Kreative Personen-, Natur- und Kunstfotografie in Hamburg und Schleswig-Holstein:

JOWS Fotografie ist ein Subunternehmen der JOWS System Solutions GmbH um Services der Fotografie anzubieten. Über JOWS Fotografie werden Dienstleistungen im Rahmen der Fotografie angeboten. Dazu gehören Auftragsarbeiten (TfP oder Pay), Weitergabe von Wissen durch Fototouren oder Workshops, sowie die künstlerische Fotografie durch Finart-Prints.

Personenaufnahmen können Outdoor OnLocation oder in Studios durchgeführt werden.
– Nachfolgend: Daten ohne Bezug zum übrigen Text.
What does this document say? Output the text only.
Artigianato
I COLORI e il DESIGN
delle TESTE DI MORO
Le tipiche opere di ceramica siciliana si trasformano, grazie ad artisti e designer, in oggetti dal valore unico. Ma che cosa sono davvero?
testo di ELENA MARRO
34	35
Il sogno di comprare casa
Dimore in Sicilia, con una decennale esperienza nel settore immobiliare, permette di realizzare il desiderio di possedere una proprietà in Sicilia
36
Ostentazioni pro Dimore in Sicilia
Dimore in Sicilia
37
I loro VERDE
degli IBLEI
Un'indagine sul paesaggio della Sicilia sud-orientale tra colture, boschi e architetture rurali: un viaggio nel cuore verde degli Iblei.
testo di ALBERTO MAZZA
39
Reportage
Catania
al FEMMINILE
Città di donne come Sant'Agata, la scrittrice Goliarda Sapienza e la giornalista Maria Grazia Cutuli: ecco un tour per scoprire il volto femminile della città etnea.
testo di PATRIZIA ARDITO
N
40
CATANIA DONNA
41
Neuerdings besteht eine Partnerschaft mit SH-Fotografen in Neumünster und eigenem Studio. Für Studioaufnahmen kann außerdem auf mehrere andere Studios als Mietlocations im Raum Hamburg/Schleswig-Holstein zurückgegriffen werden. Außerdem ist auch eine mobile Lichtanlage vorhanden, die an so gut wie jedem gewünschten Ort zum Einsatz kommen kann.

Die JOWS System Solutions GmbH wurde von ihrem Gesellschafter Geschäftsführer Jörg Schmidt im Jahre 1999 gegründet, um eine rechtliche Basis für geschäftlichen Aktivitäten zu besitzen und die Kunden, sowie sich selber im Rahmen der Deutschen Gesetzgebung abzusichern.

Mrz 212013
 

Jörg Schmidt kam schon im Alter von 8 Jahren in Kontakt mit der Fotografie als er seine erste Kamera geschenkt bekam, einige Jahre später war die erste Spiegelreflexkamera fällig, die damals selbstverständlich manuell zu bedienen war. Seitdem setzte sich die Leidenschaft zur Fotografie mit Höhen und Tiefen kontinuierlich fort und durchlief alle Stufen der Entwicklung in der Fotografie.

Als digitale Spiegelreflexkameras auch für Privatleute erschwinglich wurden, nahm das Interesse schlagartig zu und ist auch bis heute ungebrochen. Durch Besuche verschiedenster Workshops, intensiven Lesen von Fachbüchern und viel Probieren hat Jörg Schmidt sich ein tiefgehendes theoretisches und praktisches Wissen in der digitalen Fotografie angeeignet und auch sehr viel praktisch ausgetestet. Außerdem steht er in regelmäßigem Ideen-Austausch mit anderen Fotografen.

Im Laufe der Zeit kristallisierten sich besonders Personen-, Natur- und Kunstfotografie als Interessenschwerpunkte heraus. Dazu gehören vor Allem das Spiel mit Licht, Schärfe bzw. Unschärfe und in Verbindung damit Langzeitbelichtungen mit allem was diese möglich machen, außerdem auch spezielle Optiken wie Lensbaby, Holga, spezielle Filter etc. Ein wichtiger Aspekt dieser Fotografie-Sparten ist, daß hier nur geringe Grenzen gesetzt sind, die die Kreativität einschränken.

Um dem Ganzen noch einen professionellen Charakter zu verleihen hat Jörg Schmidt 2012 noch den Kurs für professionelle Fotografie des Fotografieinstituts erfolgreich abgeschlossen und an der die Imaging School 2012/2013 teilgenommen.